"La Bosnie, ça va être un piège"

A l'occasion des trois jours de préparation de l'Equipe de France avant de s'envoler vers la Bosnie, Paul Lacombe, récent finaliste des Playoffs de Jeep Elite, a répondu à nos questions.
06/27/2018 - 15:43 par Fantine Tessereau

Est-ce plus facile de se remettre de la défaite avec Monaco lors des Playoffs avec cette préparation en Équipe De France ?

C’est marrant mais la défaite ne m’atteint pas plus que ça. C’est comme si ça m’avait rendu plus fort, j’ai vraiment ce sentiment. Ce n’est pas la déception qui prime, même si c’est dommage d’avoir perdu parce que ça fait longtemps que j’essaie d’atteindre cet objectif. Mais je ne suis ici qu’avec de l’énergie positive et avec un très bon état d’esprit.

Vous êtes l’un des rescapés de la première fenêtre de qualification. Est-ce la fierté qui prime d’avoir été conservé avec le retour des joueurs d’Euroleague et de NBA ?

Bien sûr il y a de la fierté de pouvoir partager du temps de jeu avec tous ces joueurs. C’est un peu inespéré parce que je reviens de loin. Voir mon nom parmi tous ces joueurs qui évoluent dans des clubs NBA ou les dans meilleures équipes d’Europe, bien sûr que c’est une surprise, malgré ce que j’ai pu montrer lors des fenêtres.

Vous allez affronter deux équipes dont il faut se méfier. Savez-vous à quelles compositions il faut s’attendre, par exemple contre la Bosnie ayant un effectif incertain ?

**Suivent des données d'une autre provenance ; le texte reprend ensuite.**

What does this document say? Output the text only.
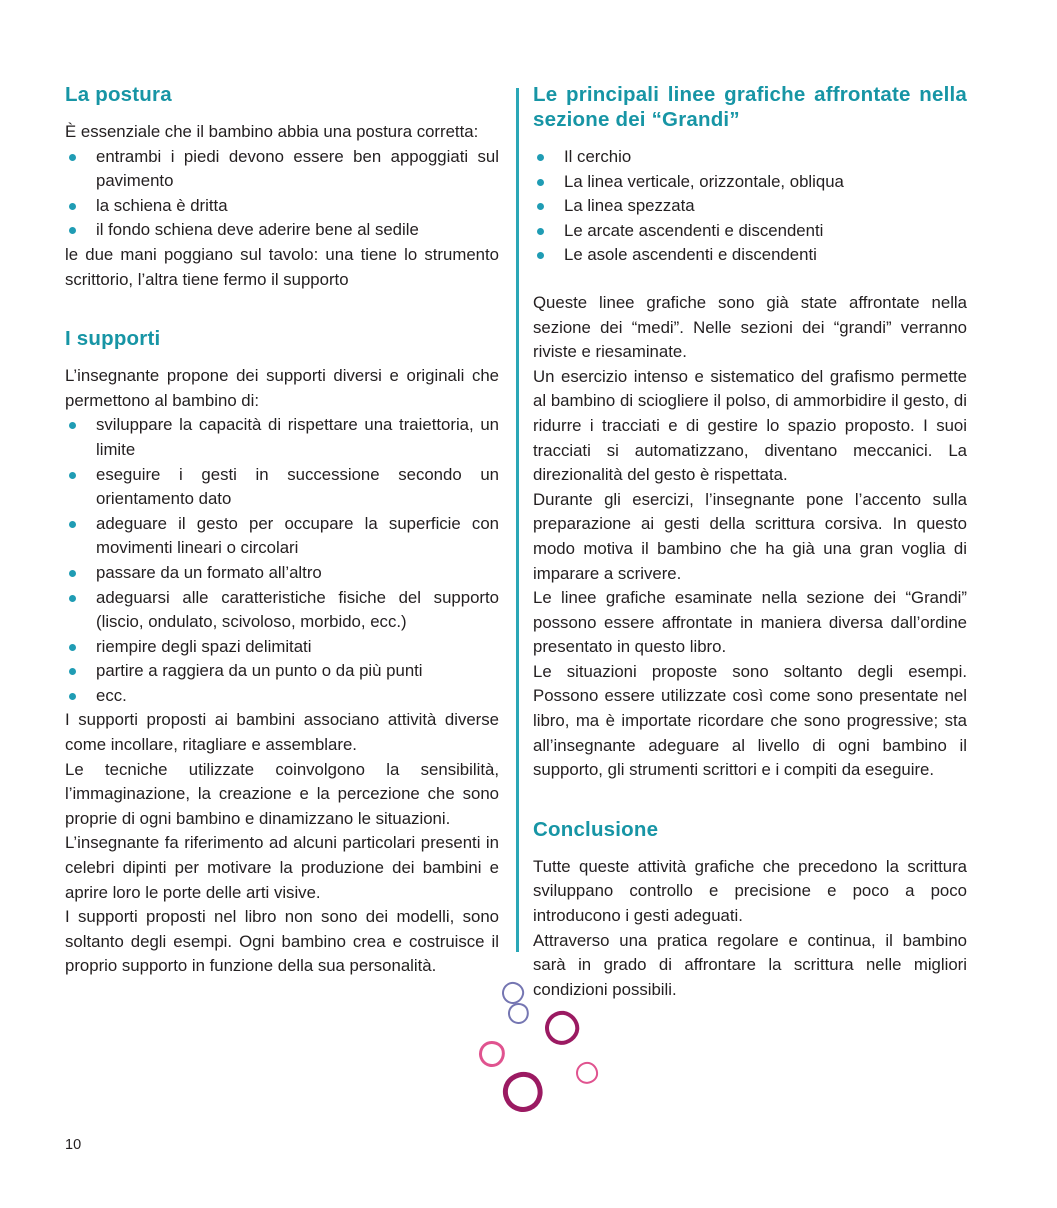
La postura

È essenziale che il bambino abbia una postura corretta:

entrambi i piedi devono essere ben appoggiati sul pavimento
la schiena è dritta
il fondo schiena deve aderire bene al sedile

le due mani poggiano sul tavolo: una tiene lo strumento scrittorio, l’altra tiene fermo il supporto

I supporti

L’insegnante propone dei supporti diversi e originali che permettono al bambino di:

sviluppare la capacità di rispettare una traiettoria, un limite
eseguire i gesti in successione secondo un orientamento dato
adeguare il gesto per occupare la superficie con movimenti lineari o circolari
passare da un formato all’altro
adeguarsi alle caratteristiche fisiche del supporto (liscio, ondulato, scivoloso, morbido, ecc.)
riempire degli spazi delimitati
partire a raggiera da un punto o da più punti
ecc.

I supporti proposti ai bambini associano attività diverse come incollare, ritagliare e assemblare.

Le tecniche utilizzate coinvolgono la sensibilità, l’immaginazione, la creazione e la percezione che sono proprie di ogni bambino e dinamizzano le situazioni.

L’insegnante fa riferimento ad alcuni particolari presenti in celebri dipinti per motivare la produzione dei bambini e aprire loro le porte delle arti visive.

I supporti proposti nel libro non sono dei modelli, sono soltanto degli esempi. Ogni bambino crea e costruisce il proprio supporto in funzione della sua personalità.

Le principali linee grafiche affrontate nella sezione dei “Grandi”
Il cerchio
La linea verticale, orizzontale, obliqua
La linea spezzata
Le arcate ascendenti e discendenti
Le asole ascendenti e discendenti

Queste linee grafiche sono già state affrontate nella sezione dei “medi”. Nelle sezioni dei “grandi” verranno riviste e riesaminate.

Un esercizio intenso e sistematico del grafismo permette al bambino di sciogliere il polso, di ammorbidire il gesto, di ridurre i tracciati e di gestire lo spazio proposto. I suoi tracciati si automatizzano, diventano meccanici. La direzionalità del gesto è rispettata.

Durante gli esercizi, l’insegnante pone l’accento sulla preparazione ai gesti della scrittura corsiva. In questo modo motiva il bambino che ha già una gran voglia di imparare a scrivere.

Le linee grafiche esaminate nella sezione dei “Grandi” possono essere affrontate in maniera diversa dall’ordine presentato in questo libro.

Le situazioni proposte sono soltanto degli esempi. Possono essere utilizzate così come sono presentate nel libro, ma è importate ricordare che sono progressive; sta all’insegnante adeguare al livello di ogni bambino il supporto, gli strumenti scrittori e i compiti da eseguire.

Conclusione

Tutte queste attività grafiche che precedono la scrittura sviluppano controllo e precisione e poco a poco introducono i gesti adeguati.

Attraverso una pratica regolare e continua, il bambino sarà in grado di affrontare la scrittura nelle migliori condizioni possibili.

10
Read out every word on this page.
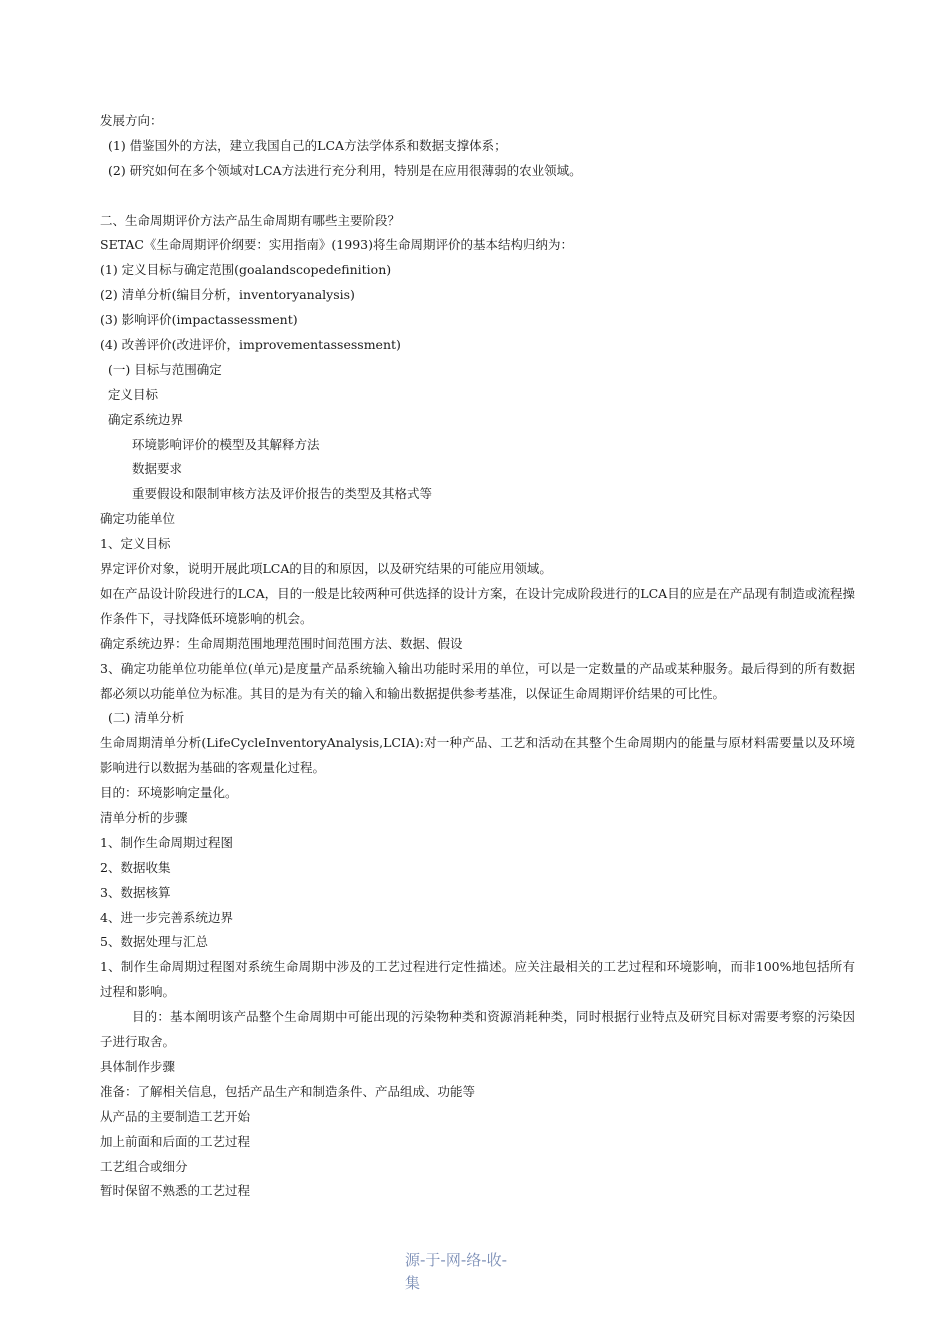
发展方向：
(1) 借鉴国外的方法，建立我国自己的LCA方法学体系和数据支撑体系；
(2) 研究如何在多个领域对LCA方法进行充分利用，特别是在应用很薄弱的农业领域。
二、生命周期评价方法产品生命周期有哪些主要阶段？
SETAC《生命周期评价纲要：实用指南》(1993)将生命周期评价的基本结构归纳为：
(1) 定义目标与确定范围(goalandscopedefinition)
(2) 清单分析(编目分析，inventoryanalysis)
(3) 影响评价(impactassessment)
(4) 改善评价(改进评价，improvementassessment)
(一) 目标与范围确定
定义目标
确定系统边界
环境影响评价的模型及其解释方法
数据要求
重要假设和限制审核方法及评价报告的类型及其格式等
确定功能单位
1、定义目标
界定评价对象，说明开展此项LCA的目的和原因，以及研究结果的可能应用领域。
如在产品设计阶段进行的LCA，目的一般是比较两种可供选择的设计方案，在设计完成阶段进行的LCA目的应是在产品现有制造或流程操作条件下，寻找降低环境影响的机会。
确定系统边界：生命周期范围地理范围时间范围方法、数据、假设
3、确定功能单位功能单位(单元)是度量产品系统输入输出功能时采用的单位，可以是一定数量的产品或某种服务。最后得到的所有数据都必须以功能单位为标准。其目的是为有关的输入和输出数据提供参考基准，以保证生命周期评价结果的可比性。
(二) 清单分析
生命周期清单分析(LifeCycleInventoryAnalysis,LCIA):对一种产品、工艺和活动在其整个生命周期内的能量与原材料需要量以及环境影响进行以数据为基础的客观量化过程。
目的：环境影响定量化。
清单分析的步骤
1、制作生命周期过程图
2、数据收集
3、数据核算
4、进一步完善系统边界
5、数据处理与汇总
1、制作生命周期过程图对系统生命周期中涉及的工艺过程进行定性描述。应关注最相关的工艺过程和环境影响，而非100%地包括所有过程和影响。
目的：基本阐明该产品整个生命周期中可能出现的污染物种类和资源消耗种类，同时根据行业特点及研究目标对需要考察的污染因子进行取舍。
具体制作步骤
准备：了解相关信息，包括产品生产和制造条件、产品组成、功能等
从产品的主要制造工艺开始
加上前面和后面的工艺过程
工艺组合或细分
暂时保留不熟悉的工艺过程
源-于-网-络-收-
集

La Bosnie ça va être un piège. Je connais bien parce que j’ai joué avec un Bosnien cette année (Elmedin Kikanovic). Il m’a certifié qu’il n’y allait avoir personne que l’on connaissait. C’est donc un piège : aller jouer contre des gars que l’on ne connaît pas qui vont sûrement être morts de faim. Il ne va pas falloir y aller en dilettante. Si on y va avec de vraies intentions, on se rendra les choses faciles et ils ne pourront pas rivaliser avec l’effectif que l’on a. Les Russes vont être bien armés, ça va être un match engagé et ce n’est pas plus mal de le jouer en deuxième, pour permettre à ceux qui n’ont pas joué depuis longtemps de se remettre en jambes.

Quand on est à 4/4 en qualification, comment est-ce que l’on aborde mentalement le fait d’aller faire deux matches à l’extérieur ?

Plus sereinement, mais pas trop confiants non plus. C’est un nouveau groupe, ils n’étaient pas avec nous pendant les premières fenêtres donc c’est une nouvelle approche. Mais on se sent plus serein quand on a de tels joueurs à nos côtés, parce que même si un nom n’a jamais fait un match, on a plus d’assurance et on sait ce dont on est capable. Il n’y aura pas cette pression de se dire qu’il faut absolument gagner pour se qualifier et ce n’est pas plus mal.

La préparation est assez intense et brève car vous n’avez passé que trois jours ensemble. Quel axe de travail le staff a-t-il privilégié ?

C’était plutôt une reprise de rythme pour certains, en travaillant aussi un peu sur les aspects tactiques. Ce qui est bien, c’est que tout le monde connait les systèmes et la philosophie du coach parce que tout le monde a été dans le groupe, que ce soit lors de l’Euro l’été dernier ou lors des fenêtres de qualification.  Le plus important c’est de retrouver le rythme et de pouvoir se remémorer les formes de jeu et les systèmes.